The exhibition more than lived up to my expectations, but just as inspiring was the time spent staying in St Ives.  I grew up in a landlocked county far from the sea.  All my encounters with it are tinged with the strangeness of the foreign, even on the beach at Llansteffan in south Wales, where the estuarine expanse of the river means a walk along the hard sand to reach the coast itself, or at St Bees in Cumbria, where the roar of the water infiltrating the gaps between the pebbles on the beach is deafening well before the waves reach you.



St Ives is a town surrounded by the sea on three sides and thronged with tourists for most of the year, but in early March it was quiet, alternately slapped with torrential rain that comes in horizontal off the sea, and baked by a bright warm sun that shone long enough to dry the sand piled in the streets closest to the shore.  It was filled with art, good and bad.  It was a riddle of streets and cobbled alleyways.  Behind the new frontages of the restaurants and cafes on the harbour front, the buildings were mostly old fishing cottages with self consciously quaint names that had been added in the last few decades.

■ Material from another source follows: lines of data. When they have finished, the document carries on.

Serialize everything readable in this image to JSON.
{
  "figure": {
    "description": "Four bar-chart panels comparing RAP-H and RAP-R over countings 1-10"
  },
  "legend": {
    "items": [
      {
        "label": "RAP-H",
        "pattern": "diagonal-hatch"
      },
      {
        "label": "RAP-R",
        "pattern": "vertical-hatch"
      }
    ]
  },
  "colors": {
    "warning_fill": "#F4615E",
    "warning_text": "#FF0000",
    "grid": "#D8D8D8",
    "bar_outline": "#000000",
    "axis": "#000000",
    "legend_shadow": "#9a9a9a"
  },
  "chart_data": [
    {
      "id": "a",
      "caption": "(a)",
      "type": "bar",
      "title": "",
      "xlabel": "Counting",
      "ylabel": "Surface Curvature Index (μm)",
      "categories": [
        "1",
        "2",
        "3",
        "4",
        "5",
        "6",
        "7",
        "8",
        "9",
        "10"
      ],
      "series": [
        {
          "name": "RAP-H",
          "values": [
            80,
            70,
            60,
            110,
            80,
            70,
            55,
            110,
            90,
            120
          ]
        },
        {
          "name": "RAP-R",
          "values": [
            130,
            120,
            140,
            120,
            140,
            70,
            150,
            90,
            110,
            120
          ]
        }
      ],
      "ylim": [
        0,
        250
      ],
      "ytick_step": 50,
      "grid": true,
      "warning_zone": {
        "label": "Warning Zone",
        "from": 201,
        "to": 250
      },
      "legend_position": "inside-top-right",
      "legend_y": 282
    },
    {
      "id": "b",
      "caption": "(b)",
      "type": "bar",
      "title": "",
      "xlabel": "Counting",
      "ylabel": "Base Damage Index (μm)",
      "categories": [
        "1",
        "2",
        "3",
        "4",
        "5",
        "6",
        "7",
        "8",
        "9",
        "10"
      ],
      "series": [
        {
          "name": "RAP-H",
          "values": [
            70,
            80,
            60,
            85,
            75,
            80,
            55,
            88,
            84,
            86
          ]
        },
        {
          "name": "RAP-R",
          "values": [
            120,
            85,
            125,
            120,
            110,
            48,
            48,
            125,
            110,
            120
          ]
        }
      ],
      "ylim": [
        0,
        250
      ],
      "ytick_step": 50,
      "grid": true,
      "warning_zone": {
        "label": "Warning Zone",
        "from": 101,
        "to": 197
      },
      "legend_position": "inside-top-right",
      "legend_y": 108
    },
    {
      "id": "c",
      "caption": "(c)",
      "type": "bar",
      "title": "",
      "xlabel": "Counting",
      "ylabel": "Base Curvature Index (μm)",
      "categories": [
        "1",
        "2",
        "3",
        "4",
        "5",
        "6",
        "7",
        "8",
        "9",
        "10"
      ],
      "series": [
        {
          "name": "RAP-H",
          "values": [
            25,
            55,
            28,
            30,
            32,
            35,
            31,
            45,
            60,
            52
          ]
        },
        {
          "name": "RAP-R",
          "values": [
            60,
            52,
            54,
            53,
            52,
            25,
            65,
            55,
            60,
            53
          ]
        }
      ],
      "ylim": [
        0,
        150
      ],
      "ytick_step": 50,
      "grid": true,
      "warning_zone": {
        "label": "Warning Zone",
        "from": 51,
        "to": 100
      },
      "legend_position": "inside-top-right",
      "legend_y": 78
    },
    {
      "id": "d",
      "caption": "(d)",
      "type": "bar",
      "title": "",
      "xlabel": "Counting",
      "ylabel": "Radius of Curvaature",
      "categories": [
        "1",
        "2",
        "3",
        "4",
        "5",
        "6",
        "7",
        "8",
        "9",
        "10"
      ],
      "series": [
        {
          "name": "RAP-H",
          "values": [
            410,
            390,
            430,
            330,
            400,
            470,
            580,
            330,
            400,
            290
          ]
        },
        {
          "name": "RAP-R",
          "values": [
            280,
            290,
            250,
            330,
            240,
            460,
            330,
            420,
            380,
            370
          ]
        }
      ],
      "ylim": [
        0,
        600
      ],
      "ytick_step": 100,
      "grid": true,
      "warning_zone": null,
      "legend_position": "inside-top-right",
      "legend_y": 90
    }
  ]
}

There was the sense, always, of shifting curtains of light which hid the town's recollection of a recent past: of the artists' colony; of a living made from the sea; of the cultural tides which met and mingled there. When it came to thinking up a project I'd be happy dedicating 100 days to, it struck me that I couldn't have hit upon a richer vein of inspiration than this mix of salt water and artistic history.

The flotsam and jetsam.  The artists and writers who made St Ives their home, real and imagined.  The mythology of the sea: the selkies and sirens and smugglers, the Jenny Hannivers and forgotten, shell encrusted creatures of the shoreline.  The landscape beaten into shape by the hammer of the wind.  The spells knotted into fishing nets, and the songs sung under the white moon which brought the boats home safely.

I'll be exploring all of these things and more over the next hundred days, through a mix of poetry, prose poems, short stories, creative non-fic and little snippets.  Very excited to see what appears!